You wouldn't need to ask many people to find out that the majority feels out of balance.  Many have made a deal with themselves to pick and choose what they will pay attention to.  A game of pretend where you believe that ignoring will make everything okay.  A warning may have been given, from a doctor or counselor, that was designed to shake the slumber.  But fear or insecurity continues its dominance.

This all makes sense in so many ways.  Where do you go?  Who do you turn to?  What's the right pathway back or out?

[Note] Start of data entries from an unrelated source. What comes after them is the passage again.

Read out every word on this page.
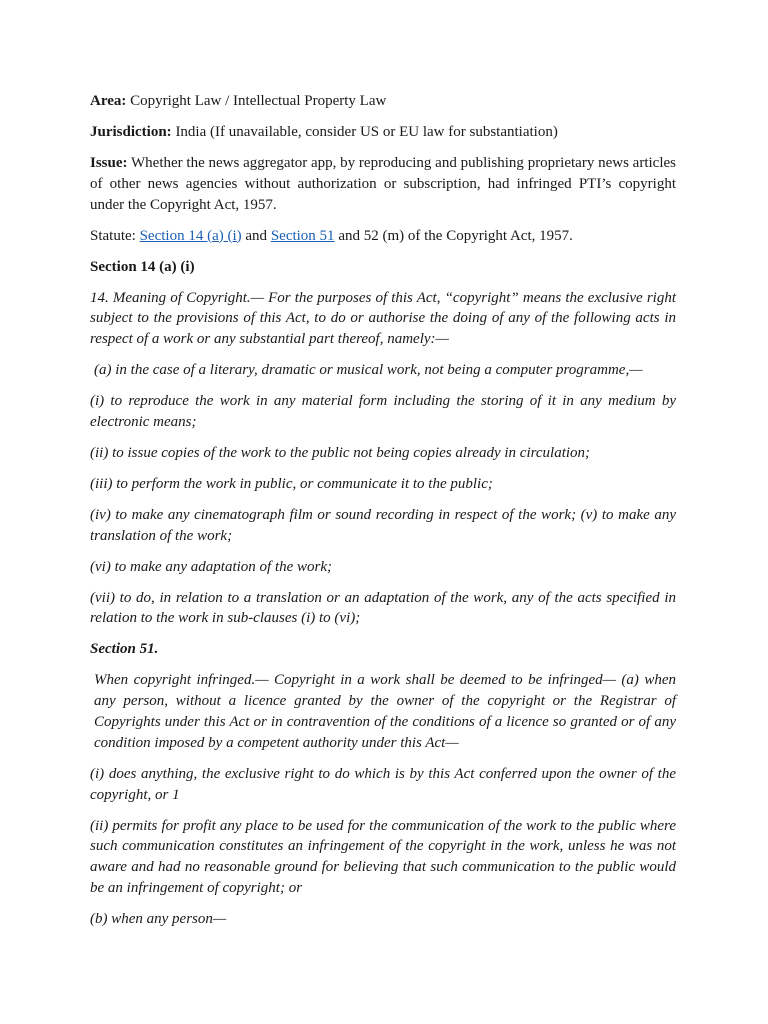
Area: Copyright Law / Intellectual Property Law

Jurisdiction: India (If unavailable, consider US or EU law for substantiation)

Issue: Whether the news aggregator app, by reproducing and publishing proprietary news articles of other news agencies without authorization or subscription, had infringed PTI’s copyright under the Copyright Act, 1957.

Statute: Section 14 (a) (i) and Section 51 and 52 (m) of the Copyright Act, 1957.

Section 14 (a) (i)

14. Meaning of Copyright.— For the purposes of this Act, “copyright” means the exclusive right subject to the provisions of this Act, to do or authorise the doing of any of the following acts in respect of a work or any substantial part thereof, namely:—

(a) in the case of a literary, dramatic or musical work, not being a computer programme,—

(i) to reproduce the work in any material form including the storing of it in any medium by electronic means;

(ii) to issue copies of the work to the public not being copies already in circulation;

(iii) to perform the work in public, or communicate it to the public;

(iv) to make any cinematograph film or sound recording in respect of the work; (v) to make any translation of the work;

(vi) to make any adaptation of the work;

(vii) to do, in relation to a translation or an adaptation of the work, any of the acts specified in relation to the work in sub-clauses (i) to (vi);

Section 51.

When copyright infringed.— Copyright in a work shall be deemed to be infringed— (a) when any person, without a licence granted by the owner of the copyright or the Registrar of Copyrights under this Act or in contravention of the conditions of a licence so granted or of any condition imposed by a competent authority under this Act—

(i) does anything, the exclusive right to do which is by this Act conferred upon the owner of the copyright, or 1

(ii) permits for profit any place to be used for the communication of the work to the public where such communication constitutes an infringement of the copyright in the work, unless he was not aware and had no reasonable ground for believing that such communication to the public would be an infringement of copyright; or

(b) when any person—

For better or worse we have a trust issue running through our modern day world.  It almost feels like you need the CIA to find out who really cares-in business and out.  I can't solve this, but I can be a source of consistent truth and encouragement.  My contribution to you and your journey.  The bottom line is you need help in making sense of your whole life.  Any successful life warrior I've ever met always had help.  It is this help that is truly a difference-maker.  A way to a breakthrough.

But what if you look away?  What if you tell yourself that it's too big of a mountain to change?  What if you believe the promises of your employer?  I would ask that you consider remembering the following:

    All of the disease, dysfunction, stress, and unhappiness would not be such a big deal if ignoring your whole life was a viable solution.  Employers wouldn't still be grappling with engagement and performance if relying on half-a-person to do the work that only a full person could do, was a viable solution.